No accidents, no close calls, and no incident reports related to the alleged cause of the two fatal crashes in Third World countries with Muslim pilots.
48 hours after the most recent “Bombshell” internal document was leaked, we learn that a Simulator “crash” was caused by a Simulator malfunction, not by actual 737 MAX data.
Bottom Line - Tort lawyers looking for a huge pay day. European bureaucrats looking for a hugely successful USA company to destroy. And Third World Muslim countries looking for an opportunity to shriek “Racism!”
The 737 MAX ordeal along with the other revelations concerning shoddy manufacturing, assembly has certainly changed my perception of Boeing products.
Kicks the ‘If it ain’t Boeing I ain’t going’ right’ in the butt.
(The 757 still my favorite ride)
Kevin, you mean “Home Alone” Kevin?
The accountant bean counters and MBAs are the ones at fault.
Good post.
That was my first thought.
Based on my many years in the technology business I agree with your sense as to who is most likely at fault. MBAs and bean counters have ruined many a good company.

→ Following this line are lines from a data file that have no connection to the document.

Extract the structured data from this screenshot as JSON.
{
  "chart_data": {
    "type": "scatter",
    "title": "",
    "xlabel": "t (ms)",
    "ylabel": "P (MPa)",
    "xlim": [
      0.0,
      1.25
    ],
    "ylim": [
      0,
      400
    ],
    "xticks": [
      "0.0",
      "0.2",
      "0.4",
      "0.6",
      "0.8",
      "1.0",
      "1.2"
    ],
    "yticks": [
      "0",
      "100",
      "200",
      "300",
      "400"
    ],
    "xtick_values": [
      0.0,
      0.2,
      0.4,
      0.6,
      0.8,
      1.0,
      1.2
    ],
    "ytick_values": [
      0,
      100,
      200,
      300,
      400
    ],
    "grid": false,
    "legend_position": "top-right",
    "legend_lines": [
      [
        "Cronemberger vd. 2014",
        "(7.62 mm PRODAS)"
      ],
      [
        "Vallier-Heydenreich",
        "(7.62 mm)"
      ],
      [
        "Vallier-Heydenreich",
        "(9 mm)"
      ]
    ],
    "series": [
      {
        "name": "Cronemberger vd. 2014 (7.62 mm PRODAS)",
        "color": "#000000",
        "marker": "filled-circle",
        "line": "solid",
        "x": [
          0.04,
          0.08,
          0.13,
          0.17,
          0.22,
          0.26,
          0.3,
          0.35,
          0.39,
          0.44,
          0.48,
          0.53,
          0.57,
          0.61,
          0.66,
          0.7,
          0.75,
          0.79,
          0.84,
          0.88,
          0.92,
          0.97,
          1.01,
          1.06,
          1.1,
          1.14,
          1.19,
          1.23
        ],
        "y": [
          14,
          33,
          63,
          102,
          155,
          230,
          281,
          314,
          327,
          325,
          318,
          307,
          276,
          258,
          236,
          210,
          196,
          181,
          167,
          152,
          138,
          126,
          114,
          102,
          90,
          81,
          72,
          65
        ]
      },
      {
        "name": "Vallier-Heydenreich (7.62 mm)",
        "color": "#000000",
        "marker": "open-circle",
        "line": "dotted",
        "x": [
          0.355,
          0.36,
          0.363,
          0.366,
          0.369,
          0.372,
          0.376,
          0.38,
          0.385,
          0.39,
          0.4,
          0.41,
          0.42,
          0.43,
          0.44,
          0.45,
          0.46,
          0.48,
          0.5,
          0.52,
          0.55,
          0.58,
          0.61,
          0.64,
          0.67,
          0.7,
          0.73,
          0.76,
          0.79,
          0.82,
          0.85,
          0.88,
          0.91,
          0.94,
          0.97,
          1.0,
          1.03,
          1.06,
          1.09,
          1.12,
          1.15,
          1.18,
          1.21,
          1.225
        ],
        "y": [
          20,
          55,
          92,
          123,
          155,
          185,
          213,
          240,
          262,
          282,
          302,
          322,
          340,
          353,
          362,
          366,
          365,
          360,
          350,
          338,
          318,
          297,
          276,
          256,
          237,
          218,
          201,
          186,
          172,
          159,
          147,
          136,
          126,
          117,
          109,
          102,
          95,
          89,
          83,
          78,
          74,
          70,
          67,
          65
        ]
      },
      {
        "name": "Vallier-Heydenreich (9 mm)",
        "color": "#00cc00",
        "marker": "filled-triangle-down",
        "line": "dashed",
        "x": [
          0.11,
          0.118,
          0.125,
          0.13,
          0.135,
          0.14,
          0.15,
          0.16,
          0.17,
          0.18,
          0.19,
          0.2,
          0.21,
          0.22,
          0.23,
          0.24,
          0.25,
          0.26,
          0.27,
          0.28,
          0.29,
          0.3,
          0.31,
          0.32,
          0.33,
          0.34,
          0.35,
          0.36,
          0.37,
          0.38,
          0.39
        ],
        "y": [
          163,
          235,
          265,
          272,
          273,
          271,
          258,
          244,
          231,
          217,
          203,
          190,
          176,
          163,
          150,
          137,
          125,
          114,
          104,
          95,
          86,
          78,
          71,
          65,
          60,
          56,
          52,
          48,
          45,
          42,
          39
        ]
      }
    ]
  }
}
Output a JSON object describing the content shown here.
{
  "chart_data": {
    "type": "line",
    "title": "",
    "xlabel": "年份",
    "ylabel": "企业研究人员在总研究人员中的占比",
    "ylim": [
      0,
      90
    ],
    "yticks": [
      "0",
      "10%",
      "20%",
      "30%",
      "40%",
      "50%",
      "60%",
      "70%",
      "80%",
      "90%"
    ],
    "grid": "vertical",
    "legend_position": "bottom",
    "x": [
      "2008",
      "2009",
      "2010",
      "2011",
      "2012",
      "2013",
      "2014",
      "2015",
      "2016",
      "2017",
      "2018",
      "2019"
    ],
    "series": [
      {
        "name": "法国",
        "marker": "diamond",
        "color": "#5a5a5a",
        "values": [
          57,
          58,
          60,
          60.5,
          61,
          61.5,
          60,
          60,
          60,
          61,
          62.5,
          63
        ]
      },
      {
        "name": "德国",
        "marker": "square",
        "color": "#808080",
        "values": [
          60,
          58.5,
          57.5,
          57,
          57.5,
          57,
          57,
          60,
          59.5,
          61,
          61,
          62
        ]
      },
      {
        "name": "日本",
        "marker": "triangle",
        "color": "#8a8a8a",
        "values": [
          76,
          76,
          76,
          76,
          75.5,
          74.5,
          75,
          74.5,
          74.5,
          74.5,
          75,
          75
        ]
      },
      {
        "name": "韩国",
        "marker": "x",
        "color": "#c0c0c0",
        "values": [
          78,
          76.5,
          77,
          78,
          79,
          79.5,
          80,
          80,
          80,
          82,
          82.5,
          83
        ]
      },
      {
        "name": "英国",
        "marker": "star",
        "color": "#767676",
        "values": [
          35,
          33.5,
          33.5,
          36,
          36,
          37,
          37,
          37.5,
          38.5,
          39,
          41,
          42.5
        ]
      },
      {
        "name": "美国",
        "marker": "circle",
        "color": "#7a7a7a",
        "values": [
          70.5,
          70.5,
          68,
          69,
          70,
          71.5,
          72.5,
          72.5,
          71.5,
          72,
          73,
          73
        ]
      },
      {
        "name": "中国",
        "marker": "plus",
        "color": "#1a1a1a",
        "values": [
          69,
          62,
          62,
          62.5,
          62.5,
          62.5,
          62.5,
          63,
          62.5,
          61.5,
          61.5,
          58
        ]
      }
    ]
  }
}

They are myopic in the sense that they can only understand that which can be measured while often it is managing that which cannot be measured that is more critical.
I would have to assume that they investigated and found evidence of something like an E-Mail saying: “It’s not our problem if the pilots don’t know how to recover from a runaway stabilizer”, after the first or second accident. Or perhaps something like: “Pilots are trained to deal with runway stabilizers, so no reason to go through hoops to prevent that situation with extra redundancy”, before the first accident.
The above is just pure speculation, but typically the big hauncho sets the tone for the organization and the people who knew better, the ones reading the incident reports when the pilots did recover, were scared to elevate the problem and take action.
I’m just surprised it took this long to start holding people accountable.
agreed
Unless he was involved in the decision to have it typed as another 737, he’s a scapegoat.
Yeah, not a big confidence booster, that's for sure. Boeing is basically admitting that they screwed up.